Somut olaya gelince; davacının dayandığı sözleşme 10.03.2008 tarihini taşımaktadır. Davalının dayanağı olan sözleşme ise 12.08.2009 tarihlidir. Belirtildiği üzere her iki sözleşme de vaat alacaklısına kişisel hak sağlar. Yine belirtildiği üzere, sözleşmenin şerh edilmesi ancak taşınmazın şerhten sonraki malikleri üzerinde etkisini gösterir. Aynı taşınmazın değişik kişilere satışının vaadi halinde, Dairemizin uygulamasına göre kadim tarihli yani önceki tarihli olanına değer verilmelidir. Davacının dayandığı 10.03.2008 tarihli, sözleşme eski tarihli olduğundan ve 12.08.2009 tarihli sözleşme, bu sözleşmenin yapıldığı tarihten çok sonra tapu kütüğüne aynı tarihte şerh edildiğinden, davacının önceki tarihli sözleşmesine değer tanınarak istemin hüküm altına alınmasında bir yanılgı yoktur.

Yapılan yargılamaya, toplanan delillere ve tüm dosya içeriğine göre davalının aşağıdaki bendin kapsamı dışında kalan diğer temyiz itirazları açıklanan nedenle yerinde değildir.

2-Davalının diğer temyiz itirazlarına gelince; 12.08.2009 tarihli taşınmaz satış vaadi sözleşmesi, bir taahhüt işlemi olarak geçerlidir. Yukarıda belirtilen sebeplerle sözleşmenin vaat alacaklısı olan taraf mülkiyet aktarımı isteminde bulunamazsa da, sözleşme bir taahhüt işlemi olarak geçerli olduğundan vaat alacaklısı olan tarafın Borçlar Kanununun 96. maddesine dayanarak ademi ifa sebebiyle tazminat isteminde bulunması mümkündür. Dolayısıyla sözleşmenin tarafı olmayan davacı, 12.08.2009 tarihli sözleşmenin iptalini isteyemez.
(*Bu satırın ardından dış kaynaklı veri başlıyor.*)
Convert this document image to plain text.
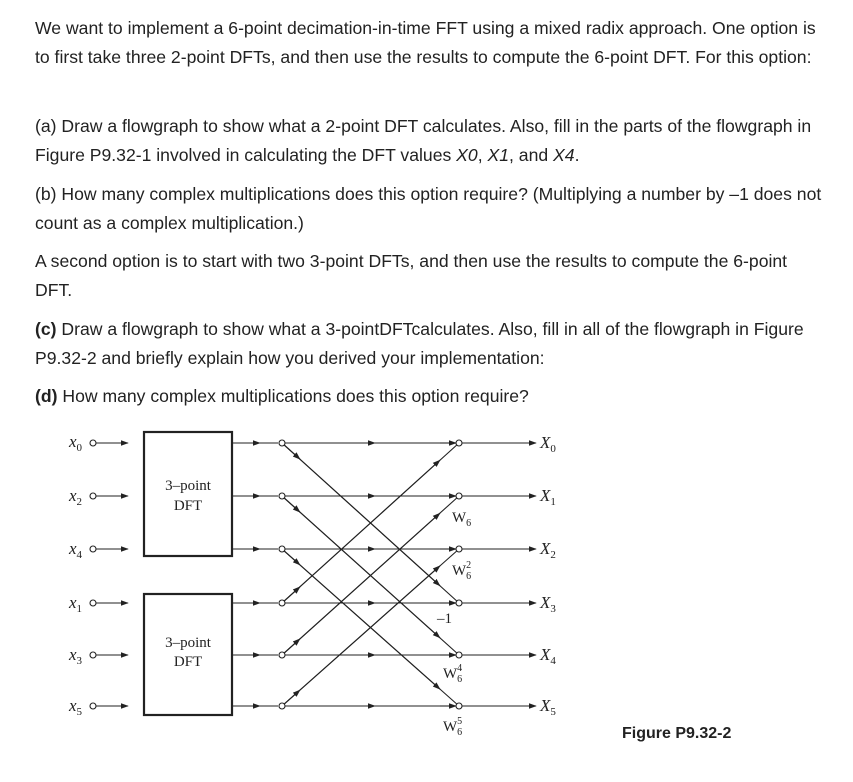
We want to implement a 6-point decimation-in-time FFT using a mixed radix approach. One option is to first take three 2-point DFTs, and then use the results to compute the 6-point DFT. For this option:

(a) Draw a flowgraph to show what a 2-point DFT calculates. Also, fill in the parts of the flowgraph in Figure P9.32-1 involved in calculating the DFT values X0, X1, and X4.

(b) How many complex multiplications does this option require? (Multiplying a number by –1 does not count as a complex multiplication.)

A second option is to start with two 3-point DFTs, and then use the results to compute the 6-point DFT.

(c) Draw a flowgraph to show what a 3-pointDFTcalculates. Also, fill in all of the flowgraph in Figure P9.32-2 and briefly explain how you derived your implementation:

(d) How many complex multiplications does this option require?

$x_0$
$x_2$
$x_4$
$x_1$
$x_3$
$x_5$
3–point
DFT
3–point
DFT
$W_6$
$W^2$ 6
–1
$W^4$ 6
$W^5$ 6
$X_0$
$X_1$
$X_2$
$X_3$
$X_4$
$X_5$
Figure P9.32-2
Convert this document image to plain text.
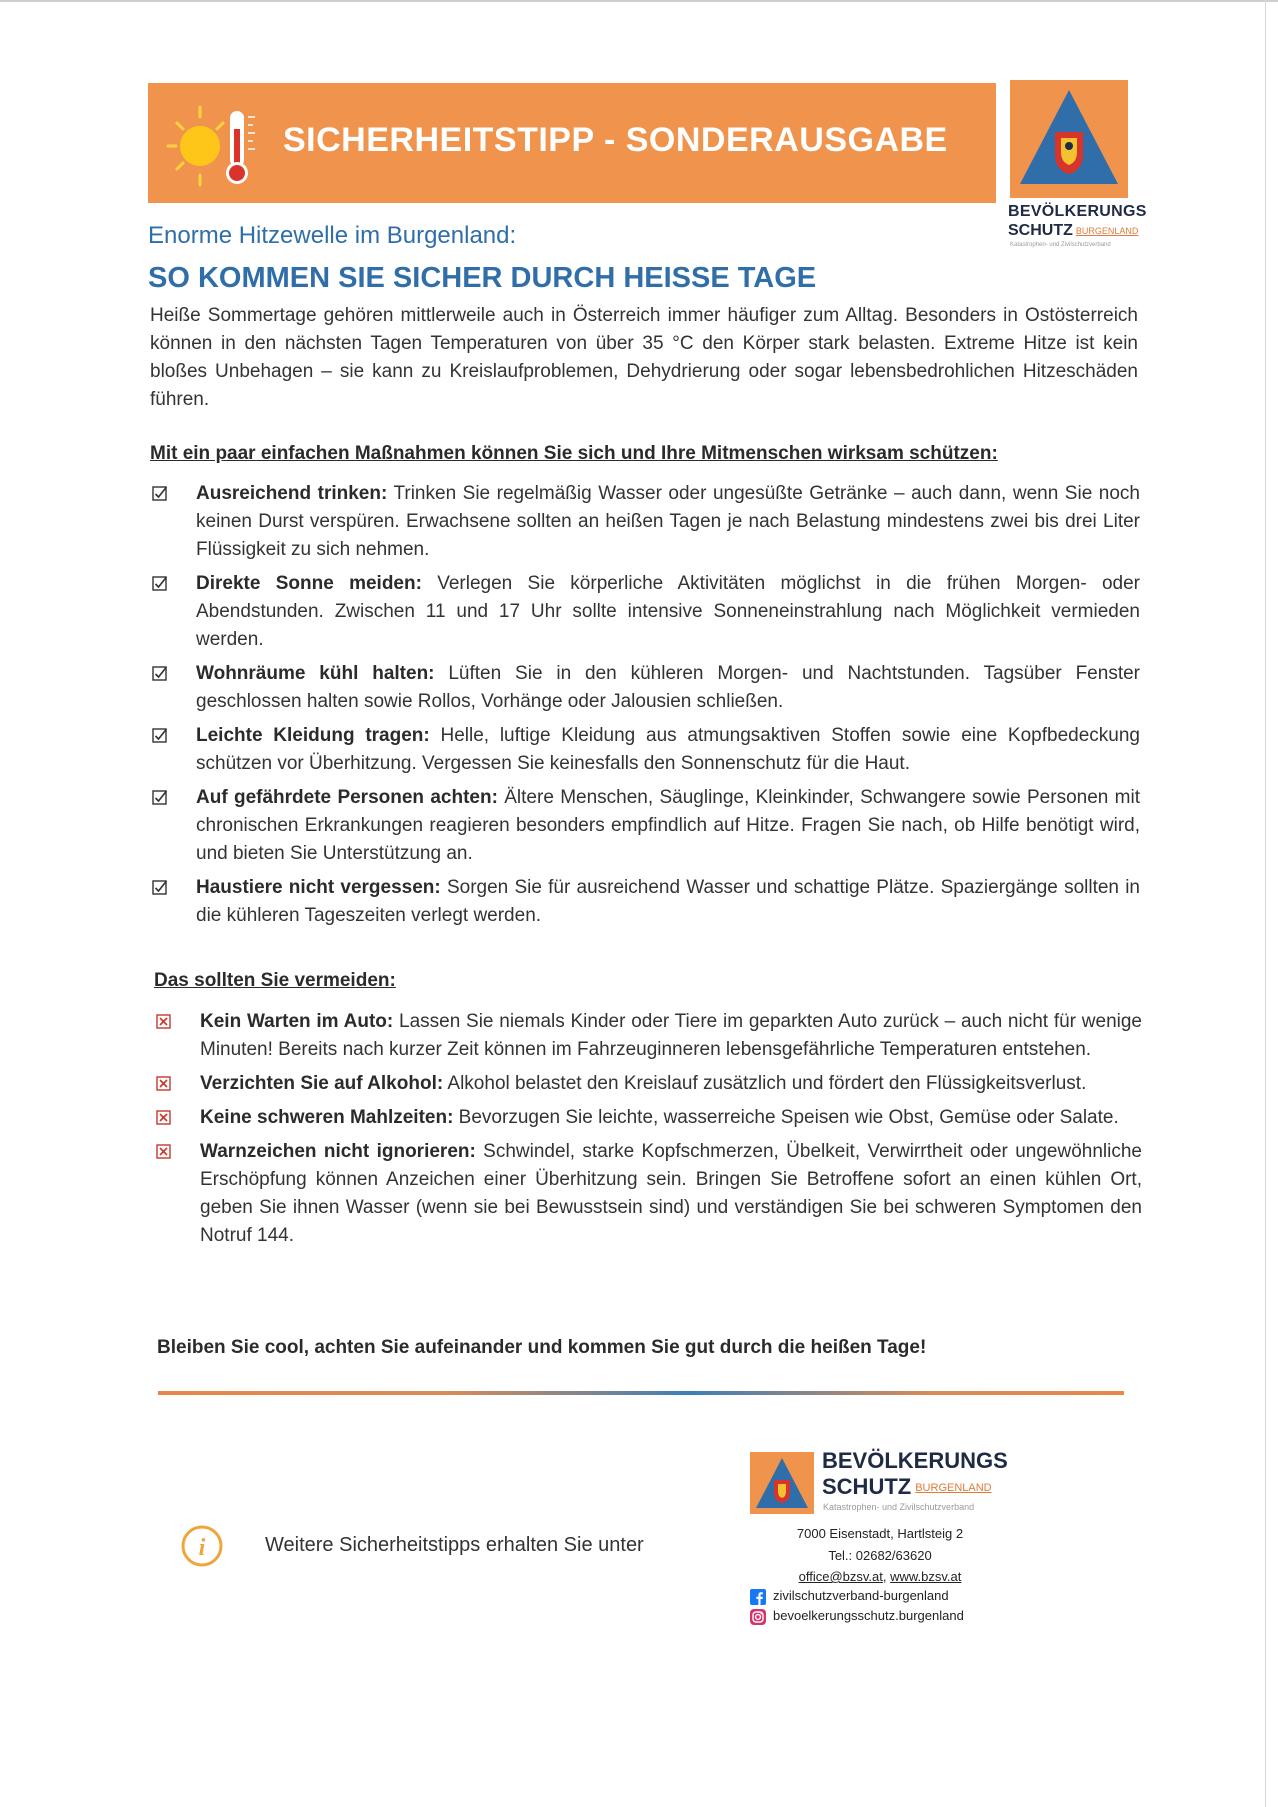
SICHERHEITSTIPP - SONDERAUSGABE
BEVÖLKERUNGS
SCHUTZ BURGENLAND
Katastrophen- und Zivilschutzverband
Enorme Hitzewelle im Burgenland:
SO KOMMEN SIE SICHER DURCH HEISSE TAGE
Heiße Sommertage gehören mittlerweile auch in Österreich immer häufiger zum Alltag. Besonders in Ostösterreich können in den nächsten Tagen Temperaturen von über 35 °C den Körper stark belasten. Extreme Hitze ist kein bloßes Unbehagen – sie kann zu Kreislaufproblemen, Dehydrierung oder sogar lebensbedrohlichen Hitzeschäden führen.
Mit ein paar einfachen Maßnahmen können Sie sich und Ihre Mitmenschen wirksam schützen:
Ausreichend trinken: Trinken Sie regelmäßig Wasser oder ungesüßte Getränke – auch dann, wenn Sie noch keinen Durst verspüren. Erwachsene sollten an heißen Tagen je nach Belastung mindestens zwei bis drei Liter Flüssigkeit zu sich nehmen.
Direkte Sonne meiden: Verlegen Sie körperliche Aktivitäten möglichst in die frühen Morgen- oder Abendstunden. Zwischen 11 und 17 Uhr sollte intensive Sonneneinstrahlung nach Möglichkeit vermieden werden.
Wohnräume kühl halten: Lüften Sie in den kühleren Morgen- und Nachtstunden. Tagsüber Fenster geschlossen halten sowie Rollos, Vorhänge oder Jalousien schließen.
Leichte Kleidung tragen: Helle, luftige Kleidung aus atmungsaktiven Stoffen sowie eine Kopfbedeckung schützen vor Überhitzung. Vergessen Sie keinesfalls den Sonnenschutz für die Haut.
Auf gefährdete Personen achten: Ältere Menschen, Säuglinge, Kleinkinder, Schwangere sowie Personen mit chronischen Erkrankungen reagieren besonders empfindlich auf Hitze. Fragen Sie nach, ob Hilfe benötigt wird, und bieten Sie Unterstützung an.
Haustiere nicht vergessen: Sorgen Sie für ausreichend Wasser und schattige Plätze. Spaziergänge sollten in die kühleren Tageszeiten verlegt werden.
Das sollten Sie vermeiden:
Kein Warten im Auto: Lassen Sie niemals Kinder oder Tiere im geparkten Auto zurück – auch nicht für wenige Minuten! Bereits nach kurzer Zeit können im Fahrzeuginneren lebensgefährliche Temperaturen entstehen.
Verzichten Sie auf Alkohol: Alkohol belastet den Kreislauf zusätzlich und fördert den Flüssigkeitsverlust.
Keine schweren Mahlzeiten: Bevorzugen Sie leichte, wasserreiche Speisen wie Obst, Gemüse oder Salate.
Warnzeichen nicht ignorieren: Schwindel, starke Kopfschmerzen, Übelkeit, Verwirrtheit oder ungewöhnliche Erschöpfung können Anzeichen einer Überhitzung sein. Bringen Sie Betroffene sofort an einen kühlen Ort, geben Sie ihnen Wasser (wenn sie bei Bewusstsein sind) und verständigen Sie bei schweren Symptomen den Notruf 144.
Bleiben Sie cool, achten Sie aufeinander und kommen Sie gut durch die heißen Tage!
i	Weitere Sicherheitstipps erhalten Sie unter
BEVÖLKERUNGS
SCHUTZ BURGENLAND
Katastrophen- und Zivilschutzverband
7000 Eisenstadt, Hartlsteig 2
Tel.: 02682/63620
office@bzsv.at, www.bzsv.at
zivilschutzverband-burgenland
bevoelkerungsschutz.burgenland
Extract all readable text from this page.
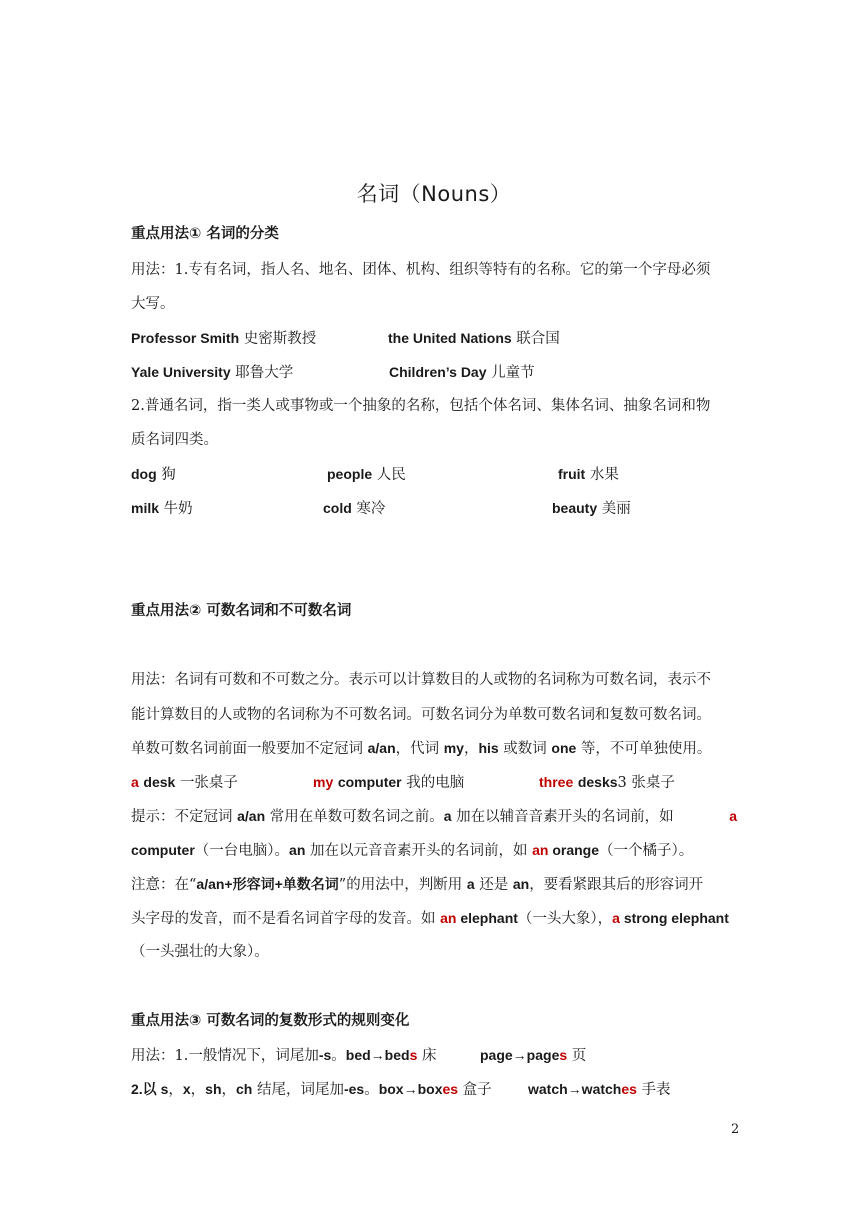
名词（Nouns）
重点用法① 名词的分类
用法：1.专有名词，指人名、地名、团体、机构、组织等特有的名称。它的第一个字母必须
大写。
Professor Smith 史密斯教授	the United Nations 联合国
Yale University 耶鲁大学	Children’s Day 儿童节
2.普通名词，指一类人或事物或一个抽象的名称，包括个体名词、集体名词、抽象名词和物
质名词四类。
dog 狗	people 人民	fruit 水果
milk 牛奶	cold 寒冷	beauty 美丽
重点用法② 可数名词和不可数名词
用法：名词有可数和不可数之分。表示可以计算数目的人或物的名词称为可数名词，表示不
能计算数目的人或物的名词称为不可数名词。可数名词分为单数可数名词和复数可数名词。
单数可数名词前面一般要加不定冠词 a/an，代词 my，his 或数词 one 等，不可单独使用。
a desk 一张桌子	my computer 我的电脑	three desks3 张桌子
提示：不定冠词 a/an 常用在单数可数名词之前。a 加在以辅音音素开头的名词前，如	a
computer（一台电脑）。an 加在以元音音素开头的名词前，如 an orange（一个橘子）。
注意：在“a/an+形容词+单数名词”的用法中，判断用 a 还是 an，要看紧跟其后的形容词开
头字母的发音，而不是看名词首字母的发音。如 an elephant（一头大象），a strong elephant
（一头强壮的大象）。
重点用法③ 可数名词的复数形式的规则变化
用法：1.一般情况下，词尾加-s。bed→beds 床	page→pages 页
2.以 s，x，sh，ch 结尾，词尾加-es。box→boxes 盒子	watch→watches 手表
2
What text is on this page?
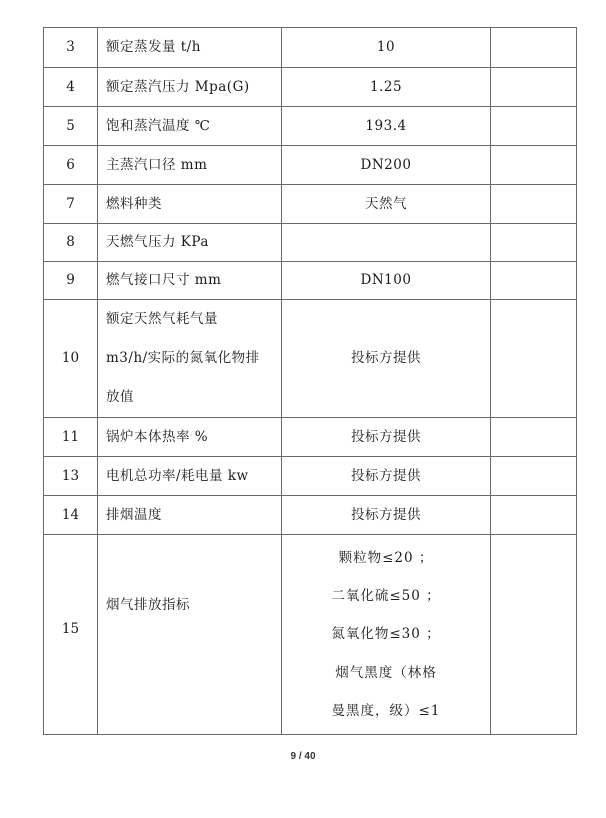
3	额定蒸发量 t/h	10	
4	额定蒸汽压力 Mpa(G)	1.25	
5	饱和蒸汽温度 ℃	193.4	
6	主蒸汽口径 mm	DN200	
7	燃料种类	天然气	
8	天燃气压力 KPa		
9	燃气接口尺寸 mm	DN100	
10	额定天然气耗气量
m3/h/实际的氮氧化物排
放值	投标方提供	
11	锅炉本体热率 %	投标方提供	
13	电机总功率/耗电量 kw	投标方提供	
14	排烟温度	投标方提供	

15	烟气排放指标	颗粒物≤20 ；
二氧化硫≤50 ；
氮氧化物≤30 ；
烟气黑度（林格
曼黑度，级）≤1	

9 / 40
Bunun gibi, tapu kütüğündeki şerhin terkinini talep etmekte de kendi hukuku etkilenmediğinden hukuki bir yararı yoktur.

Mahkemece, yapılan bu saptamalar doğrultusunda, diğer istemin reddi yerine talebin bütünüyle hüküm altına alınması doğru olmamış, kararın açıklanan nedenle bozulması gerekmiştir.

SONUÇ: Yukarıda 1. bentte açıklanan nedenlerle davalı S. M.’in diğer temyiz itirazlarının reddine, hükmün 2. bentte yazılı nedenlerle BOZULMASINA, peşin yatırılan harcın istek halinde iadesine, 09.06.2011 tarihinde oybirliği ile karar verildi.